It's no secret that Superman, the most famous and arguably most powerful superhero in common media, will be returning to the DCEU despite his untimely demise in Batman v. Superman: Dawn of Justice. Since the film hit theaters nearly a year and a half ago, fans have speculated how Superman will return in Justice League, and one of the most popular fan theories is that Superman will don a black costume and become a darker version of himself – an event that famously occurred after Death of Superman in 1992. This would hypothetically fit right into director Zack Snyder's aesthetic, which has made his three previous DC films uniquely dark in nature.
Recent toys and posters seem to debunk these speculations, but there are still a handful of fans who want to see a black-suited Superman. The question is, is a dark Superman what the DC Extended Universe needs, or is there a better option?
The DCEU's Current State
It should go without saying that there's critical doubt surrounding the DC Extended Universe. This summer's Wonder Woman may have provided hope for the DCEU, but memories of critical failures such as Suicide Squad and Batman v. Superman: Dawn of Justice continue to give cause for concern about Justice League and the future of the franchise.
One of the major complaints is that the series is just too dark. Critics have speculated that the gloomy aesthetic of the DCEU was originally inspired by the success of Nolan's Dark Knight trilogy, but many believe DC has taken this desaturated approach too far.
Another major complaint about Man of Steel, however, was that even the characters were darker in spirit. Traditionally, Superman is a bright and uplifting superhero, but the Superman in Man of Steel didn't deliver on that promise. Instead, the new Superman has been described as mopey and depressing, which doesn't honor the character's source material. This complaint continued in Batman v. Superman, where Batman and Superman both appeared to be equally "mopey."
The Solution: A Return To Former Glory
The potential solution to this issue is for Superman to return as his bright and good-willed self in Justice League. This would justify Superman's characteristics in the DCEU so far, as he was still a new superhero trying to figure out how to be himself.
That's not to say Henry Cavill's Superman needs to be a cheesy reinvention of Christopher Reeve's Superman. Instead, the resurrected Superman should come off as more benign when he returns from the grave, perhaps finally understanding his purpose on this planet.
To get a deeper insight on this topic, from a storytelling perspective, I spoke with screenwriting professor Joshua Courtade at Compass College of Cinematic Arts, who spoke about his thoughts on how Superman's legacy should influence the DCEU iteration of the character:
Superman never should have been mopey in the first place. Superman, at the core of the character and what we've seen in various incarnations over – you know, the more than 75 years since he was created – is that Superman has an inherent goodness. And it's not just about right and wrong or moral justice, he's a decent character... To me what's always defined Superman is the fact that he legitimately cares about people.
Courtade went on to discuss a specific example that shows the difference between the DCEU and previous versions of the Man of Steel.
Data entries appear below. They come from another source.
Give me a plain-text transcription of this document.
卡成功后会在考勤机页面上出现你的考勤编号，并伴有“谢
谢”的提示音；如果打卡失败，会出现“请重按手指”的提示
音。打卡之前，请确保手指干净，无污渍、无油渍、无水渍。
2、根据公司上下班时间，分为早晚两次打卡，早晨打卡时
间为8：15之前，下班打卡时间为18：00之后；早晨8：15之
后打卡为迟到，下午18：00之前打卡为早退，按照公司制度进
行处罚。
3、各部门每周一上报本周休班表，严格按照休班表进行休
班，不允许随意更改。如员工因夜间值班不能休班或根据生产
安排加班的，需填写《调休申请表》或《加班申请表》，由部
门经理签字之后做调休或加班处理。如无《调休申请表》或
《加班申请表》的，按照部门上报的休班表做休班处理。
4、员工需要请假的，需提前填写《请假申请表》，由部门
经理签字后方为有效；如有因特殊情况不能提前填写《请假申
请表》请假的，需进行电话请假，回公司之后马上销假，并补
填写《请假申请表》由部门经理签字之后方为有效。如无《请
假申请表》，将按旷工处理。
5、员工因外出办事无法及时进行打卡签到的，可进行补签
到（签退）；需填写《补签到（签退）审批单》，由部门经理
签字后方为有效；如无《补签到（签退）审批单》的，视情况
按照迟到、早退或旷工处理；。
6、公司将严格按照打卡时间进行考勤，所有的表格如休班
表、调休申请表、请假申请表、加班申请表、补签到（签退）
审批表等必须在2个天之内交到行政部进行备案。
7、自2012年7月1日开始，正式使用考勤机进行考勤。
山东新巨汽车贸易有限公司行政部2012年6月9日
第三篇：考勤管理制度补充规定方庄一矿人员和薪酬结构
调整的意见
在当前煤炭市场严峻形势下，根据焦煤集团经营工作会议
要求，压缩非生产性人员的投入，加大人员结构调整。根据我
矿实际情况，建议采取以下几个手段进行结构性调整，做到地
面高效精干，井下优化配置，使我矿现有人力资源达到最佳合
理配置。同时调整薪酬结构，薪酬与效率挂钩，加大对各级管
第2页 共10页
Specifically, in 'Batman v. Superman,' the scene where there's the flooding going on and the family on the house, up on the roof, and Superman comes floating down in a Crucifix position all god-like, and it's like, no. Get in there, check on them, ask how they're doing. You know, that's what the Christopher Reeve version of Superman would've done, that's what the George Reeves version would've done, heck, that's what the Dean Cain version would've done, and that's what the comic-book Superman would've done. He would check on the people first, and then get them out of there, not float down down slowly, not wasting precious seconds where he could be off saving more people.
And so, if they're looking for a time to reboot Superman and make him more like the character we want him to be, now is the perfect time to do it. And I think they should, and clearly there are a lot of people who are so dissatisfied by Snyder's take on the character, or even just by the DC universe in general that there's good reason to do it, both artistically and from an audience standpoint.
Bringing back a bright and classic Superman would also be able to provide quite a bit of contrast to the rest of the DC Extended Universe. This was actually something I was hoping to see in Batman v. Superman: Dawn of Justice, with Batman and Superman juxtaposing each other as the DCEU's symbols for light and dark. Unfortunately, as we now know, this was not the case, and almost the entire movie was dark and murky.
Making Superman a brighter figure from this point on could provide a greater contrast within the DCEU, significantly widening the color palette of the franchise and the variety of characters. Furthermore, it could help add to Henry Cavill's character, ensuring that his uplifting scenes provide a beacon of hope in this aesthetically dark Universe.
Whether or not this will happen remains to be seen, but Superman's return in his traditionally colorful suit is certainly a step in the right direction. Transforming Cavill's Superman into the classic, wholesome Man of Steel from here on out would likely improve the DCEU and justify the decisions made in the series thus far. It would show that Superman was still an up-and-rising superhero, with his death and resurrection being the necessary transition into his true self – a symbol of hope.